Inland Revenue Commissioners v Ayrshire Employers Mutual Insurance Association Ltd
[1946] 1 All ER 637(Judgment by: Lord MacMillan)
Between: Inland Revenue Commissioners
And: Ayrshire Employers Mutual Insurance Association Ltd
Judges:
Lord Thankerton
Lord MacMillanLord Wright
Lord Simonds
Lord Uthwatt
Subject References:
taxation
Other Taxation
Income Tax
Mutual insurance association
Surplus arising from transactions with members
Whether assessable
Legislative References:
Finance Act, 1933 (c 19) - s 31(1)
Case References:
New York Life Insurance Co v Styles - (1889), 14 App Cas 381; 28 Digest 59, 300; 59 LJQB 291; 61 LT 201; sub nom Styles v New York Life Insurance Co 2 Tax Cas 460
Municipal Mutual Insurance Ltd v Hills - (1932), 147 LT 62; Digest Supp; 16 Tax Cas 430
Judgment date: 29 March 1946
Judgment by:
Lord MacMillan
(read by Lord Simonds]. My Lords, the respondent association was assessed to income tax on a sum of £13,492 for the year ended 5 April 1936. This sum represented the surplus arising from te association's transactions of mutual insurance with its members. The question of law for determination is formulated in the case stated by the Special Commissioners as follows:
'Whether the surplus arising from transactions of insurance of the association with its members is assessable to income tax by virtue of sect 31(1) of the Finance Act, 1933.'
The Special Commissioners answered the question in the affirmative, but their decision was reversed by the First Division of the Court of Session on appeal. The Crown is now in turn the appellant in your Lordships' House.
The association was incorporated in 1898 as a company limited by guarantee. It has no share capital and its transactions are exclusively with its own members. Its purpose is to insure its members on the mutual principle against liability for injuries to their workmen. The constitution of the association is typical of mutual insurance companies, and its familiar provisions are fully set out in the opinion of Lord Fleming. In a series of well known cases before the enactment of the Finance Act, 1933, this House held that a mutual insurance company was not liable to be taxed in respect of a surplus arising from the excess of premiums contributed over claims met. The ground of these decisions was that such a surplus was not profit within the meaning of the Income Tax Acts, but merely represented the extent to which the contributions of those participating in the scheme had proved in experience to have been more than was necessary to meet their liabilities. The balance or surplus was the contributors' own money and returnable to them. Nothing had been earned and nobody had made a profit. Sect 31(1) of the Act of 1933 was passed after these decisions and no doubt in consequence of them.
Counsel for the appellants with engaging candour submitted that he ought to succeed because, although the sub-section might not in terms fit the case, it was nevertheless manifest that Parliament must have intended to cover it; if it did not cover it, then he could not figure any case which it could cover and Parliament must be presumed to have intended to effect something. I can imagine what he would have said had the case been the converse one of a taxpayer pleading that although the words of the charging enactment covered his case, it was nevertheless manifest that Parliament could not have intended to tax him. With this deprecatory preface counsel endeavoured to attack the decision of the First Division.

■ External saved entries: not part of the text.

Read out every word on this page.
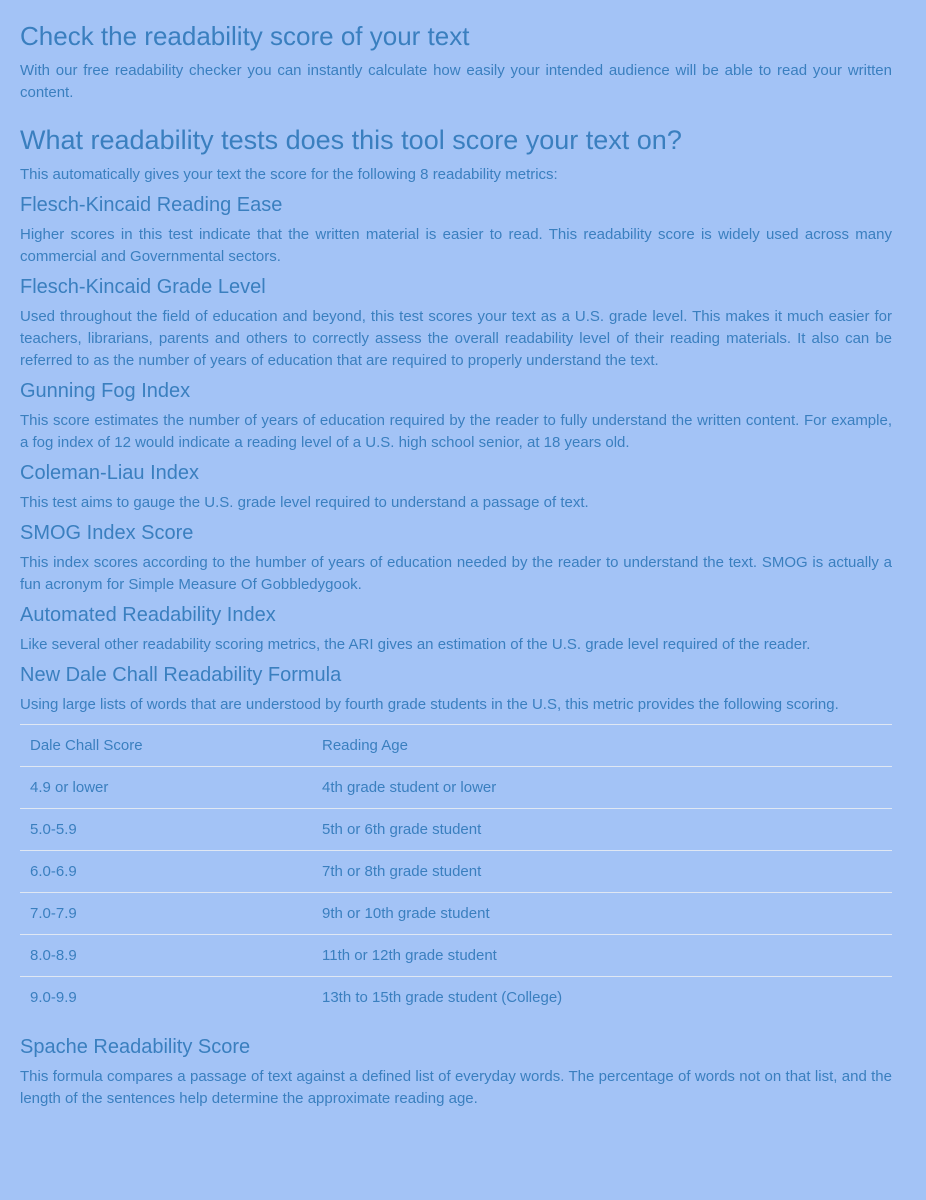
Check the readability score of your text

With our free readability checker you can instantly calculate how easily your intended audience will be able to read your written content.

What readability tests does this tool score your text on?

This automatically gives your text the score for the following 8 readability metrics:

Flesch-Kincaid Reading Ease

Higher scores in this test indicate that the written material is easier to read. This readability score is widely used across many commercial and Governmental sectors.

Flesch-Kincaid Grade Level

Used throughout the field of education and beyond, this test scores your text as a U.S. grade level. This makes it much easier for teachers, librarians, parents and others to correctly assess the overall readability level of their reading materials. It also can be referred to as the number of years of education that are required to properly understand the text.

Gunning Fog Index

This score estimates the number of years of education required by the reader to fully understand the written content. For example, a fog index of 12 would indicate a reading level of a U.S. high school senior, at 18 years old.

Coleman-Liau Index

This test aims to gauge the U.S. grade level required to understand a passage of text.

SMOG Index Score

This index scores according to the humber of years of education needed by the reader to understand the text. SMOG is actually a fun acronym for Simple Measure Of Gobbledygook.

Automated Readability Index

Like several other readability scoring metrics, the ARI gives an estimation of the U.S. grade level required of the reader.

New Dale Chall Readability Formula

Using large lists of words that are understood by fourth grade students in the U.S, this metric provides the following scoring.

Dale Chall Score	Reading Age
4.9 or lower	4th grade student or lower
5.0-5.9	5th or 6th grade student
6.0-6.9	7th or 8th grade student
7.0-7.9	9th or 10th grade student
8.0-8.9	11th or 12th grade student
9.0-9.9	13th to 15th grade student (College)
Spache Readability Score

This formula compares a passage of text against a defined list of everyday words. The percentage of words not on that list, and the length of the sentences help determine the approximate reading age.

The structure of sect 31(1) is quite simple. It assumes that a surplus arising from the transactions of an incorporated company with its members is not taxable as profits or gains. To render such a surplus taxable it enacts that the surplus, although in fact arising from transactions of the company with its members, shall be deemed to be something which it is not, namely a surplus arising from transactions of the company with non-members. The hypothesis is that a surplus arising on the transactions of a mutual insurance company with non-members is taxable as profits or gains of the company. But unfortunately for the Inland Revenue the hypothesis is wrong. It is not membership or non-membership which determines immunity from or liability to tax; it is the nature of the transactions. If the transactions are of the nature of mutual insurance, the resultant surplus is not taxable whether the transactions are with members or with non-members.
The argument for the Crown sought to make out that the expression "transactions with non-members" in the sub-section meant transactions not of a mutual character and submitted that a mutual transaction with a non-member was a contradiction in terms. But this is a misconception. There is nothing to prevent a mutual insurance company entering into a contact of mutual insurance with a person who is not a member of the company. The argument will not fit the terms of the sub-section. It is "those transactions," that is, mutual transactions with members, which are to be treated as if they were transactions, that is, mutual transactions, with non-members. But it is unnecessary to elaborate the point, for I find myself in complete agreement with the opinions expressed by the Lord President (Normand) and his brethren, which are as unanswerable as they are admirably lucid.
The legislature has plainly missed fire. Its failure is perhaps less regrettable than it might have been, for the sub-section has not the meritorious object of preventing evasion of taxation, but the less laudable design of subjecting to tax as profit what the law has consistently and emphatically declared not to be profit. I should dismiss the appeal.